IQUIR   05412
INSTITUTO DE QUIMICA ROSARIO
Unidad Ejecutora - UE
congresos y reuniones científicas
Título:
Local Regression approaches for large NIRS databases based on PLS scores
Autor/es:
ALLEGRINI FRANCO; OLIVIERI ALEJANDRO C.; FERNANDEZ PIERNA, JUAN ANTONIO; FRAGOSO WALLACE; BAETEN VINCENT; DARDENNE PIERRE
Lugar:
Barcelona
Reunión:
Congreso; XVI Chemometrics in Analytical Chemistry; 2016
Institución organizadora:
Universitat de Barcelona
Resumen:
Extensive spectral databases compiling thousands of NIR reflectance spectra have been created during the last 30 years. Between these libraries, the ones related to typical parameters used in grains monitoring (like moisture, proteins, fat, starch and ash) are the most extended. In order to deal with this kind of databases, many chemometric tools have been developed, with Partial Least Squares (PLS) regression being the most popular because of its robustness, simplicity and efficiency.The approaches we consider here is based on local regression. This is a group of methods based on selecting from a large database, a set of samples spectrally similar to an unknown sample whose properties are to be predicted.
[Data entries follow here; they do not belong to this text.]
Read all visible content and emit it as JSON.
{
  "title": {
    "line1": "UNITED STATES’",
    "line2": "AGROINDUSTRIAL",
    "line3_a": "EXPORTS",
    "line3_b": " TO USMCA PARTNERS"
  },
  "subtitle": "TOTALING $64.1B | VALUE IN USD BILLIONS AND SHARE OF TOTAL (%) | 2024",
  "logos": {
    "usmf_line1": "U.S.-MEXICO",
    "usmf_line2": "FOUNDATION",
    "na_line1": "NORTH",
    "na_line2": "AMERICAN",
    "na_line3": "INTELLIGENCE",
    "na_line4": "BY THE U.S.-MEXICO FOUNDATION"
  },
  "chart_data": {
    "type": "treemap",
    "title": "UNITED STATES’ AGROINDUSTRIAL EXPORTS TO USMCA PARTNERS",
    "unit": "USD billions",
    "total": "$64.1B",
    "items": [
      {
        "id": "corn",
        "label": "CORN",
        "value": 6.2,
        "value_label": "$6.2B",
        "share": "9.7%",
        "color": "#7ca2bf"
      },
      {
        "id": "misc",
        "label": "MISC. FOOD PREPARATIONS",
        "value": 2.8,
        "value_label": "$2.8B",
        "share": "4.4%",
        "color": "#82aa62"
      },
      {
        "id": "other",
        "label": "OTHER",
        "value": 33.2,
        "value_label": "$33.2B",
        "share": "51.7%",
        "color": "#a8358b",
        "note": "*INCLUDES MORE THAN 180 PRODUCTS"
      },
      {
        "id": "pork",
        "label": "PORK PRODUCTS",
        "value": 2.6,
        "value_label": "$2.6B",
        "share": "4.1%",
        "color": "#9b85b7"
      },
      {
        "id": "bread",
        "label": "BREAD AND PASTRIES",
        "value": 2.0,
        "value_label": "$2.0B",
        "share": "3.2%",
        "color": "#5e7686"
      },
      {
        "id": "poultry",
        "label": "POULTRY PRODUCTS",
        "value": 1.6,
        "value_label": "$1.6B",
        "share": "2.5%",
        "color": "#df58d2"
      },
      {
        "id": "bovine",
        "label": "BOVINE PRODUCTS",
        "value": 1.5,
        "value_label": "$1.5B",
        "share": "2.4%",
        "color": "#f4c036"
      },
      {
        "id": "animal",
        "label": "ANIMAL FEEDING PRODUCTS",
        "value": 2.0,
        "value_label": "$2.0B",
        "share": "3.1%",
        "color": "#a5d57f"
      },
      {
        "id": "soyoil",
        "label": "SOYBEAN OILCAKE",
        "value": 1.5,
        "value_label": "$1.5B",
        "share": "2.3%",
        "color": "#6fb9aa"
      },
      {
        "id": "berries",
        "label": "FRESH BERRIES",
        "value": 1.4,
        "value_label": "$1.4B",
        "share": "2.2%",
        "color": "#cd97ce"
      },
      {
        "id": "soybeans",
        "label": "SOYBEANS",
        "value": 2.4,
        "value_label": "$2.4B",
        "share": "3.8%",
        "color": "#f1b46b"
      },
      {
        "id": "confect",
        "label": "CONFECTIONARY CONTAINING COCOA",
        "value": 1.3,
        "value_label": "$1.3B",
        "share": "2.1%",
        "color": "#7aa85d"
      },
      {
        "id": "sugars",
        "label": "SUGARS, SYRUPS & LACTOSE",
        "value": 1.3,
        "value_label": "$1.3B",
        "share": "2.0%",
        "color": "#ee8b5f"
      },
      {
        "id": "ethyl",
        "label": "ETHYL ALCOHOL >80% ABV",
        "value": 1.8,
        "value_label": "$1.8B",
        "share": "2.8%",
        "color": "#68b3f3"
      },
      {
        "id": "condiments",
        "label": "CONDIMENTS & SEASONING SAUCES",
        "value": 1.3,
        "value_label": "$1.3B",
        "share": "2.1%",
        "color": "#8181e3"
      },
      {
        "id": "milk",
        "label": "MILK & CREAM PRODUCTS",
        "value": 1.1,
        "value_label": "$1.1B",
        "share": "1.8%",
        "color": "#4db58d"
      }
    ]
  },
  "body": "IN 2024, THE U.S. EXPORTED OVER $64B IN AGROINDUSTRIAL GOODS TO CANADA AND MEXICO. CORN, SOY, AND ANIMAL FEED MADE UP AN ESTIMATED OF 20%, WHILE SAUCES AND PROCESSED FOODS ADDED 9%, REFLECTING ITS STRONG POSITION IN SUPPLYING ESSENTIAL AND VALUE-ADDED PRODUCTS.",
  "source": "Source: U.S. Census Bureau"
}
Following this strategy, a specific local calibration is then developed for that sample using the previously selected neighbourhood samples as calibration set. This means that each sample is predicted with a different calibration equation. Up to now, the main types of local regression methods described in the literature are Locally Weighted Regression (LWR), the LOCAL algorithm, Comparison Analysis using Reconstructed Near Infrared and Constituent Data (CARNAC), and the formulation of complex indexes to measure distances between samples after the application of data reduction (Principal Component Analysis or Fast Fourier Transform).In this work, we present two new approaches to perform sample selection in LOCAL regression methods based on PLS scores. These approaches differ in the way they automatically fix and select a certain number of samples to optimally predict the unknown sample. Preliminary results obtained after applying these strategies over a large corn dataset, shows to improve predictions if compared with a standard PLS model using the complete set of samples. The proposed methodologies could be extended to the prediction of more than one product from a unique and large data sets, with the consequent savings in time and effort required development of individual calibration models.